Chrome Climbs As Firefox Slips In Browser Wars
The Chrome browser has now reached 11 percent market share at the expense of Mozilla’s Firefox
New research from Net Applications has revealed that Google’s Chrome web browser nudged up to 10.9 percent through February. This was a modest rise from its January position of 10.7 percent market share.
Microsoft Internet Explorer rallied, growing from 56 percent through January to 56.8 percent in February, the market researcher reported 1 March.
Microsoft noted in a blog post that IE9, the company’s freshest browser iteration, reached 0.66 percent market share across all Windows operating systems, with over 2 percent share on the Windows 7 platform.
Firefox Slip
Moreover, the browser has been downloaded over 36 million times since its September 2010 launch, Microsoft said in a blog post.

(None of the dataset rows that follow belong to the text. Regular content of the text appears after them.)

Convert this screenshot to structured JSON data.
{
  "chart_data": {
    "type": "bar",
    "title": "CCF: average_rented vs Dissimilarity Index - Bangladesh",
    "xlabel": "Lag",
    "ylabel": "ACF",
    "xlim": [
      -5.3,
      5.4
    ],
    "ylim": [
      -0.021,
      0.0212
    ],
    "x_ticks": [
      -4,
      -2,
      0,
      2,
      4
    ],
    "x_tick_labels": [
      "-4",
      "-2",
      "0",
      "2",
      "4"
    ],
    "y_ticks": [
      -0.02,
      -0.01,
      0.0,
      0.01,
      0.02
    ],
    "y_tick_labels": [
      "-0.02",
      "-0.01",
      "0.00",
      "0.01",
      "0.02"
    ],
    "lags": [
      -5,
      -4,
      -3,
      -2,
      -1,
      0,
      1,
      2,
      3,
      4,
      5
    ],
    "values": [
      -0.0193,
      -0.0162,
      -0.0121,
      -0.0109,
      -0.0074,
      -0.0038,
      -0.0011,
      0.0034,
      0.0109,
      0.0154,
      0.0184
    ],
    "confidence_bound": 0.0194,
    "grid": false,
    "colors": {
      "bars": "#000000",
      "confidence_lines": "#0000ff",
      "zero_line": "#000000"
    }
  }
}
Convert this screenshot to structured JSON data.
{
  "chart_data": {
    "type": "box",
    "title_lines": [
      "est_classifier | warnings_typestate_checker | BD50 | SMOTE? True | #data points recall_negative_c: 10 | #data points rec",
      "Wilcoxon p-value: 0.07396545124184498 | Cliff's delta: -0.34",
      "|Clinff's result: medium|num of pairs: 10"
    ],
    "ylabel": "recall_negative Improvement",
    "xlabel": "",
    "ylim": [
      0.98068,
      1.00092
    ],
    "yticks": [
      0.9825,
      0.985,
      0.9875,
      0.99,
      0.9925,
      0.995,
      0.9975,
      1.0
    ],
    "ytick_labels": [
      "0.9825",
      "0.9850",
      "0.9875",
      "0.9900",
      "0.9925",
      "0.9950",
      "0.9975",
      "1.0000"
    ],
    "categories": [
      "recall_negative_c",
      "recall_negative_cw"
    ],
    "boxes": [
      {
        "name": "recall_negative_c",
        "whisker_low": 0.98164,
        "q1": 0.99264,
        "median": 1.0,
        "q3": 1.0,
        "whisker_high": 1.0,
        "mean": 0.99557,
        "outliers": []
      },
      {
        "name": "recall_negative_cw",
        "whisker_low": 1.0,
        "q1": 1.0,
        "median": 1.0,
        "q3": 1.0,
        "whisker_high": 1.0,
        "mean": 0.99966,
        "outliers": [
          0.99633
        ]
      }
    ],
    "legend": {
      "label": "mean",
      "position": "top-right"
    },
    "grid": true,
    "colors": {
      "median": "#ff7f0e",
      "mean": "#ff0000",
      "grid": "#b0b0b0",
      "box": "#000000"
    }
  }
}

Apple’s Safari also grew a touch, to 6.4 percent from 6 percent for the month.
Chrome, IE and Safari appeared to gouge Mozilla Firefox, which dipped an entire percentage point, from 22.8 percent in January to 21.7 percent this month.
While Chrome’s growth to almost 11 percent market share since its inception in September 2008 would normally be the key story line here, Firefox’s fall takes that prize.
Hard At Work
It’s unclear why Firefox has dropped. Mozilla has been working feverishly to bring Firefox 4 to market releasing new beta versions of the build every few weeks across desktop and mobile platforms.
Firefox 4 revs start-up time, page-loading and accelerate web application and games. Mozilla’s Kraken performance benchmark shows it to be more than three times faster than the current Firefox 3.6.13 build.
Whatever the reason for Firefox’s fall, it’s clear Chrome, which Google is updating with a new stable release every few weeks, and IE9, which has won kudos from browser users worldwide, have been the hot browser builds.